Although it may be argued that attempts, successful or otherwise, by a marketing agency to divert business from a stockyard may result in disharmony between the parties and thereby lower the ability of both to render efficient service, still such argument, even if proved to be soundly based in fact, has no legal significance. The test of the validity of the regulation is not so dependent. Nor does the stockyard have the right to exclude from its yards those persons who lawfully trod upon its economic toes. The operation of a stockyard is affected with a public interest and devoted to a public use. Any properly exclusionary regulation must be based upon more than economic or personal desirability or its lack, for the duty to furnish services under the Act cannot be abrogated by considerations of the parties which might form a valid basis of private contract. Carnes v. St. Paul Union Stockyards Co., 164 Minn. 457, 205 N.W. 630, 206 N.W. 396; Nashville Union Stockyards v. Grissim, 153 Tenn. 225, 280 S.W. 1015; Farmers' Livestock Commission Co. v. U.S., D.C.E.D.Ill., 54 F.2d 375.
Stockyard companies are not monopolies and are in fact in active competition one with the other. The rights and duties thus occasioned must be correlated with the rights and duties of other entities recognized under the Act, and, both, finally, with the paramount public interest. An exclusionary regulation based upon diversion of business, such as we here consider, unlawfully restricts petitioner as a marketing agency and wounds the public interest. The persuasive words of the Supreme Court of Tennessee, passing upon the legality of a comparable situation, are in accord.
"Furthermore, we fail to find anything in the Packers and Stockyards Act that requires defendant or his employer to transact all of their business of receiving, buying, and selling livestock on complainant's premises, or from buying livestock and causing the same to be shipped to others than complainant.

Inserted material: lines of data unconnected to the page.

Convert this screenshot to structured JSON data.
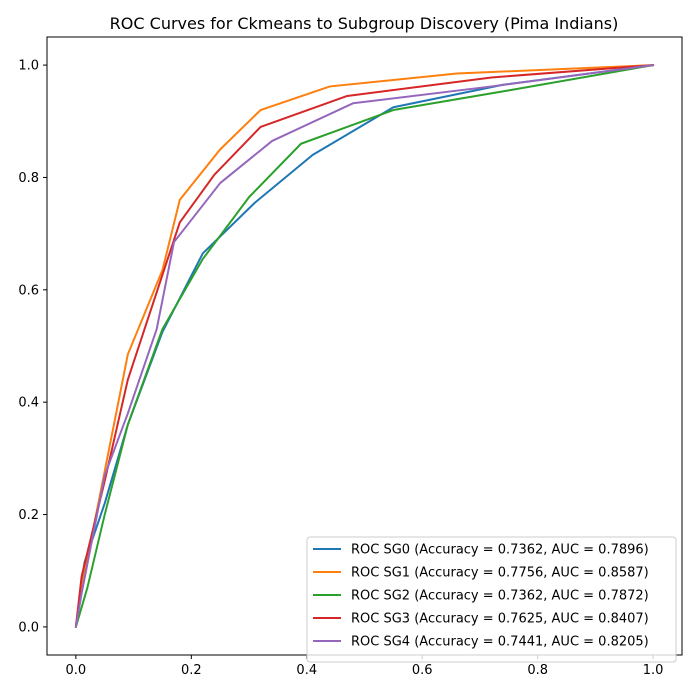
{
  "chart_data": {
    "type": "line",
    "title": "ROC Curves for Ckmeans to Subgroup Discovery (Pima Indians)",
    "xlabel": "",
    "ylabel": "",
    "xlim": [
      -0.05,
      1.05
    ],
    "ylim": [
      -0.05,
      1.05
    ],
    "xticks": [
      0.0,
      0.2,
      0.4,
      0.6,
      0.8,
      1.0
    ],
    "yticks": [
      0.0,
      0.2,
      0.4,
      0.6,
      0.8,
      1.0
    ],
    "xtick_labels": [
      "0.0",
      "0.2",
      "0.4",
      "0.6",
      "0.8",
      "1.0"
    ],
    "ytick_labels": [
      "0.0",
      "0.2",
      "0.4",
      "0.6",
      "0.8",
      "1.0"
    ],
    "grid": false,
    "legend_position": "lower-right",
    "series": [
      {
        "name": "ROC SG0 (Accuracy = 0.7362, AUC = 0.7896)",
        "color": "#1f77b4",
        "x": [
          0.0,
          0.015,
          0.05,
          0.09,
          0.15,
          0.22,
          0.31,
          0.41,
          0.55,
          0.74,
          1.0
        ],
        "y": [
          0.0,
          0.115,
          0.22,
          0.36,
          0.525,
          0.665,
          0.755,
          0.84,
          0.925,
          0.965,
          1.0
        ]
      },
      {
        "name": "ROC SG1 (Accuracy = 0.7756, AUC = 0.8587)",
        "color": "#ff7f0e",
        "x": [
          0.0,
          0.01,
          0.09,
          0.15,
          0.18,
          0.25,
          0.32,
          0.44,
          0.66,
          1.0
        ],
        "y": [
          0.0,
          0.07,
          0.485,
          0.635,
          0.76,
          0.85,
          0.92,
          0.962,
          0.985,
          1.0
        ]
      },
      {
        "name": "ROC SG2 (Accuracy = 0.7362, AUC = 0.7872)",
        "color": "#2ca02c",
        "x": [
          0.0,
          0.02,
          0.05,
          0.09,
          0.15,
          0.22,
          0.3,
          0.39,
          0.55,
          0.75,
          1.0
        ],
        "y": [
          0.0,
          0.07,
          0.2,
          0.36,
          0.53,
          0.655,
          0.765,
          0.86,
          0.92,
          0.955,
          1.0
        ]
      },
      {
        "name": "ROC SG3 (Accuracy = 0.7625, AUC = 0.8407)",
        "color": "#d62728",
        "x": [
          0.0,
          0.01,
          0.05,
          0.09,
          0.18,
          0.24,
          0.32,
          0.47,
          0.72,
          1.0
        ],
        "y": [
          0.0,
          0.09,
          0.26,
          0.44,
          0.72,
          0.805,
          0.89,
          0.945,
          0.978,
          1.0
        ]
      },
      {
        "name": "ROC SG4 (Accuracy = 0.7441, AUC = 0.8205)",
        "color": "#9467bd",
        "x": [
          0.0,
          0.01,
          0.05,
          0.09,
          0.14,
          0.17,
          0.25,
          0.34,
          0.48,
          0.72,
          1.0
        ],
        "y": [
          0.0,
          0.06,
          0.27,
          0.38,
          0.53,
          0.685,
          0.79,
          0.865,
          0.932,
          0.962,
          1.0
        ]
      }
    ]
  }
}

In other words, there is nothing in the act which requires * * * the defendants, to do all their business with complainant * * *." Nashville Union Stockyards v. Grissim, supra [ 153 Tenn. 225, 280 S.W. 1019].
The judicial officer expressed some concern as to whether he could properly consider this case absent some showing that the business done by petitioner with the stockyards was interstate commerce. Since the regulation was designed to affect all of the agents or dealers within the area, the question of petitioner's business does not arise, for whatever amounts to a constant practice and threatens to obstruct or unduly burden interstate commerce is within the regulatory power of Congress under the commerce clause, even though in a particular instance it affects only intrastate commerce. Stafford v. Wallace, supra, Note 9. Other contentions presented by the proponents of the regulation have been considered by us and deemed to be without merit.

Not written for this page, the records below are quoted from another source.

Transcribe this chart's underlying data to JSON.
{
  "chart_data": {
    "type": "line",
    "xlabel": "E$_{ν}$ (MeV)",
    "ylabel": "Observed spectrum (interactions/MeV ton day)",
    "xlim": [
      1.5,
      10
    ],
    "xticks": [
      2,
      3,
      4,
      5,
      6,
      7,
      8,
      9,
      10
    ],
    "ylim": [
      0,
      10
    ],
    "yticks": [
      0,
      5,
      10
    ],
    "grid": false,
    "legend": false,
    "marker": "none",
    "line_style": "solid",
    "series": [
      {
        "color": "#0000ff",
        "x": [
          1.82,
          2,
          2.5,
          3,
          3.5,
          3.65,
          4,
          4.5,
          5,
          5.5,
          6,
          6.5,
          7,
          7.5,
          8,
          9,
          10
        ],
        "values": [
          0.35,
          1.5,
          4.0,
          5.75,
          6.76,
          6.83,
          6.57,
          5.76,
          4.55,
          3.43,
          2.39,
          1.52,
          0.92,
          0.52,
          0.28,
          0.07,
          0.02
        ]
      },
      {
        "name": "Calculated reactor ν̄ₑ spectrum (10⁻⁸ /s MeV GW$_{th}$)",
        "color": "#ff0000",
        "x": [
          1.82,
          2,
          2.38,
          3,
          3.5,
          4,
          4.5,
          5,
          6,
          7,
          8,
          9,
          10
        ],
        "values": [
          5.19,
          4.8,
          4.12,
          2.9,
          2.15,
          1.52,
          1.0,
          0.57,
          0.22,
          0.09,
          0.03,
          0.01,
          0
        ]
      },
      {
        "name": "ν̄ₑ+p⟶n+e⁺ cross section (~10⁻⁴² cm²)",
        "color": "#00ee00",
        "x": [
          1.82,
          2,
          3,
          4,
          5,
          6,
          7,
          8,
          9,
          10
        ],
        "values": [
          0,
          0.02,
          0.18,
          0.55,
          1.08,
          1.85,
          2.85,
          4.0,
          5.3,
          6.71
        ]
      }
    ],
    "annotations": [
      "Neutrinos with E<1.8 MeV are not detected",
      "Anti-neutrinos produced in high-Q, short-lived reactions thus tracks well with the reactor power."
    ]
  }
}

We conclude that Regulation 10(c) is an unlawful restriction upon the statutory rights and duties of petitioners and all market agencies and bears no reasonable relationship to the duties required of the stockyard company under the provision of the Packers and Stockyards Act. The regulation is invalid upon its face and the cause is accordingly remanded with instructions to vacate the order dismissing petitioner's complaint and enter an appropriate order requiring the Denver Union Stockyard Company to cease and desist from issuing or enforcing its Regulation 10 (c).